There is a section in this program that deals with an embedded renewable generation system (ie. introduces power into the farmstead system prior to the main electrical meter). For this case, the current understanding is that the farm will get paid the SOP price for any power produced less the Hourly Ontario Energy Price (HOEP) for any power used in the farmstead within the same hour.

Example Farm under the Standard Offer Program with clause 6.4 Avoided electrical costs = $30500 per year. Estimated Payment for renewable electricity = $18000 per year (selling at SOP prices, buying at est. HOEP, no transportation costs). Net Value to farm =$48500 per year (=0.18 per kWh) (19%)

Note. At the time of writing I am uncertain about settlement procedure, uncertain about demand charges, I assumed average wholesale prices in previous calculation and I did not take into account losses (1%)

This program (if available according to the current understanding) allows a farmer to sell all power produced and it gives inflation protection for power used. It is most effective when the farmstead uses significant quantities of power.

Value needed to be an Economically Viable Option for Ontario Farms

OMAFRA has completed calculations indicating that between 13.3 to 22 cents per kwh is required for a biogas system to be economically viable. This is assuming a mature industry, reasonable costs of line connections and no access to any other capital funding programs. The lower value (13.3 cents) requires a very efficient system likely with commingling of off farm source energy materials. The higher value would allow energy crops such as corn silage to be utilized.

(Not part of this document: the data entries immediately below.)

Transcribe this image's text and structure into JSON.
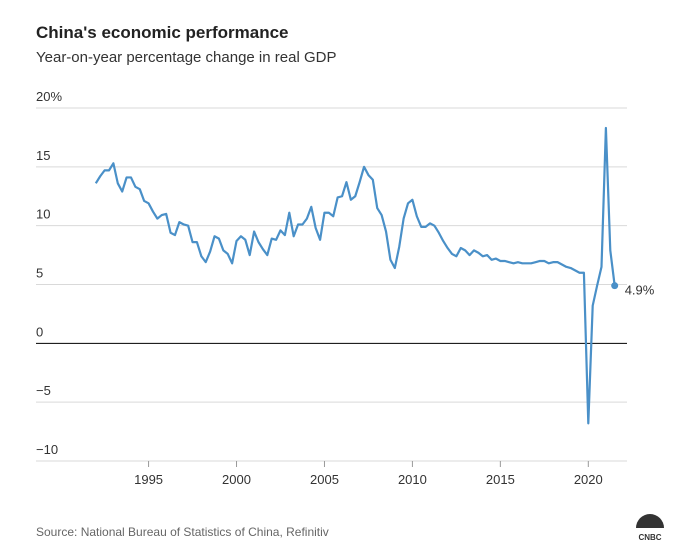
{
  "chart_data": {
    "type": "line",
    "title": "China's economic performance",
    "subtitle": "Year-on-year percentage change in real GDP",
    "source": "Source: National Bureau of Statistics of China, Refinitiv",
    "logo": "CNBC",
    "x": [
      1992,
      1992.25,
      1992.5,
      1992.75,
      1993,
      1993.25,
      1993.5,
      1993.75,
      1994,
      1994.25,
      1994.5,
      1994.75,
      1995,
      1995.25,
      1995.5,
      1995.75,
      1996,
      1996.25,
      1996.5,
      1996.75,
      1997,
      1997.25,
      1997.5,
      1997.75,
      1998,
      1998.25,
      1998.5,
      1998.75,
      1999,
      1999.25,
      1999.5,
      1999.75,
      2000,
      2000.25,
      2000.5,
      2000.75,
      2001,
      2001.25,
      2001.5,
      2001.75,
      2002,
      2002.25,
      2002.5,
      2002.75,
      2003,
      2003.25,
      2003.5,
      2003.75,
      2004,
      2004.25,
      2004.5,
      2004.75,
      2005,
      2005.25,
      2005.5,
      2005.75,
      2006,
      2006.25,
      2006.5,
      2006.75,
      2007,
      2007.25,
      2007.5,
      2007.75,
      2008,
      2008.25,
      2008.5,
      2008.75,
      2009,
      2009.25,
      2009.5,
      2009.75,
      2010,
      2010.25,
      2010.5,
      2010.75,
      2011,
      2011.25,
      2011.5,
      2011.75,
      2012,
      2012.25,
      2012.5,
      2012.75,
      2013,
      2013.25,
      2013.5,
      2013.75,
      2014,
      2014.25,
      2014.5,
      2014.75,
      2015,
      2015.25,
      2015.5,
      2015.75,
      2016,
      2016.25,
      2016.5,
      2016.75,
      2017,
      2017.25,
      2017.5,
      2017.75,
      2018,
      2018.25,
      2018.5,
      2018.75,
      2019,
      2019.25,
      2019.5,
      2019.75,
      2020,
      2020.25,
      2020.5,
      2020.75,
      2021,
      2021.25,
      2021.5
    ],
    "series": [
      {
        "color": "#4a90c8",
        "values": [
          13.6,
          14.2,
          14.7,
          14.7,
          15.3,
          13.6,
          12.9,
          14.1,
          14.1,
          13.3,
          13.1,
          12.1,
          11.9,
          11.2,
          10.6,
          10.9,
          11.0,
          9.4,
          9.2,
          10.3,
          10.1,
          10.0,
          8.6,
          8.6,
          7.4,
          6.9,
          7.8,
          9.1,
          8.9,
          7.9,
          7.6,
          6.8,
          8.7,
          9.1,
          8.8,
          7.5,
          9.5,
          8.6,
          8.0,
          7.5,
          8.9,
          8.8,
          9.6,
          9.2,
          11.1,
          9.1,
          10.1,
          10.1,
          10.6,
          11.6,
          9.8,
          8.8,
          11.1,
          11.1,
          10.8,
          12.4,
          12.5,
          13.7,
          12.2,
          12.5,
          13.7,
          15.0,
          14.3,
          13.9,
          11.5,
          10.9,
          9.5,
          7.1,
          6.4,
          8.2,
          10.6,
          11.9,
          12.2,
          10.8,
          9.9,
          9.9,
          10.2,
          10.0,
          9.4,
          8.7,
          8.1,
          7.6,
          7.4,
          8.1,
          7.9,
          7.5,
          7.9,
          7.7,
          7.4,
          7.5,
          7.1,
          7.2,
          7.0,
          7.0,
          6.9,
          6.8,
          6.9,
          6.8,
          6.8,
          6.8,
          6.9,
          7.0,
          7.0,
          6.8,
          6.9,
          6.9,
          6.7,
          6.5,
          6.4,
          6.2,
          6.0,
          6.0,
          -6.8,
          3.2,
          4.9,
          6.5,
          18.3,
          7.9,
          4.9
        ],
        "value_labels": [
          null,
          null,
          null,
          null,
          null,
          null,
          null,
          null,
          null,
          null,
          null,
          null,
          null,
          null,
          null,
          null,
          null,
          null,
          null,
          null,
          null,
          null,
          null,
          null,
          null,
          null,
          null,
          null,
          null,
          null,
          null,
          null,
          null,
          null,
          null,
          null,
          null,
          null,
          null,
          null,
          null,
          null,
          null,
          null,
          null,
          null,
          null,
          null,
          null,
          null,
          null,
          null,
          null,
          null,
          null,
          null,
          null,
          null,
          null,
          null,
          null,
          null,
          null,
          null,
          null,
          null,
          null,
          null,
          null,
          null,
          null,
          null,
          null,
          null,
          null,
          null,
          null,
          null,
          null,
          null,
          null,
          null,
          null,
          null,
          null,
          null,
          null,
          null,
          null,
          null,
          null,
          null,
          null,
          null,
          null,
          null,
          null,
          null,
          null,
          null,
          null,
          null,
          null,
          null,
          null,
          null,
          null,
          null,
          null,
          null,
          null,
          null,
          null,
          null,
          null,
          null,
          null,
          null,
          "4.9%"
        ]
      }
    ],
    "xlim": [
      1988.6,
      2022.2
    ],
    "ylim": [
      -10,
      20
    ],
    "xticks": [
      1995,
      2000,
      2005,
      2010,
      2015,
      2020
    ],
    "yticks": [
      {
        "value": -10,
        "label": "−10"
      },
      {
        "value": -5,
        "label": "−5"
      },
      0,
      5,
      10,
      15,
      {
        "value": 20,
        "label": "20%"
      }
    ],
    "grid": true
  }
}
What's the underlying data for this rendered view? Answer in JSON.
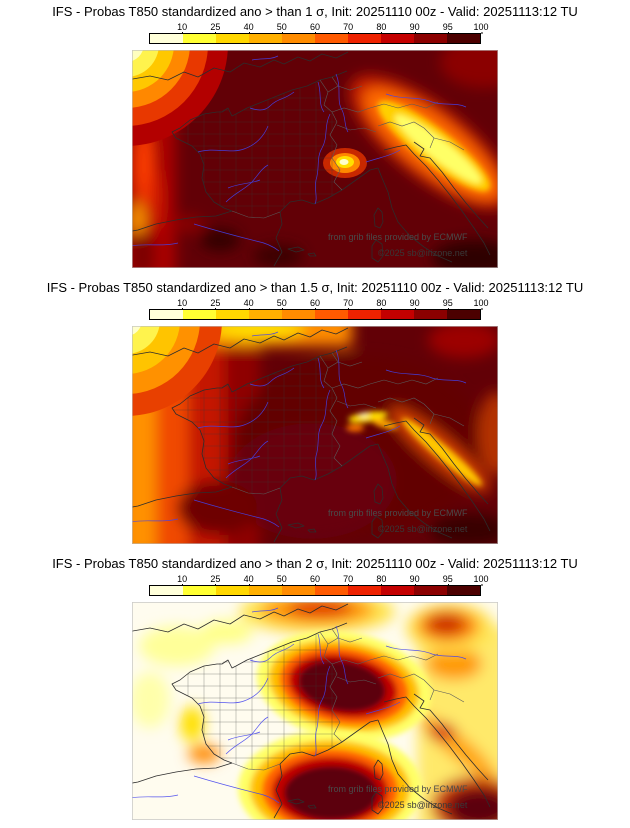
{
  "panels": [
    {
      "title": "IFS - Probas T850  standardized ano > than 1 σ, Init: 20251110 00z - Valid: 20251113:12 TU",
      "watermark_ecmwf": "from grib files provided by ECMWF",
      "watermark_copyright": "©2025 sb@irizone.net"
    },
    {
      "title": "IFS - Probas T850  standardized ano > than 1.5 σ, Init: 20251110 00z - Valid: 20251113:12 TU",
      "watermark_ecmwf": "from grib files provided by ECMWF",
      "watermark_copyright": "©2025 sb@irizone.net"
    },
    {
      "title": "IFS - Probas T850  standardized ano > than 2 σ, Init: 20251110 00z - Valid: 20251113:12 TU",
      "watermark_ecmwf": "from grib files provided by ECMWF",
      "watermark_copyright": "©2025 sb@irizone.net"
    }
  ],
  "colorbar": {
    "ticks": [
      "10",
      "25",
      "40",
      "50",
      "60",
      "70",
      "80",
      "90",
      "95",
      "100"
    ],
    "segment_colors": [
      "#ffffd9",
      "#ffff33",
      "#ffd700",
      "#ffb000",
      "#ff8c00",
      "#ff5a00",
      "#ee2200",
      "#c40000",
      "#8b0000",
      "#4c0000"
    ]
  },
  "map_palette": {
    "low": "#ffffff",
    "mid": "#ff8c00",
    "high": "#5c0007",
    "rivers": "#4343ee",
    "coastlines": "#2d2d2d"
  }
}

The current Standard Offer Program seems to only be viable if the ability to trade power as outlined in clause 6.4 is available. This value is best if the farmstead uses almost as much power as is produced.

Other benefits such as …

  • high grade bedding production,
  • possible separation of sand bedding
  • effective use of surplus he
  • manure pathogen, odour reduction
  • greenhouse gas benefits and
  • effective treatment of off farm source organics

are not considered in this assessment. Any one of these benefits alone may improve the economics sufficiently to make the system viable. The challenge is to give an economic value to these benefits.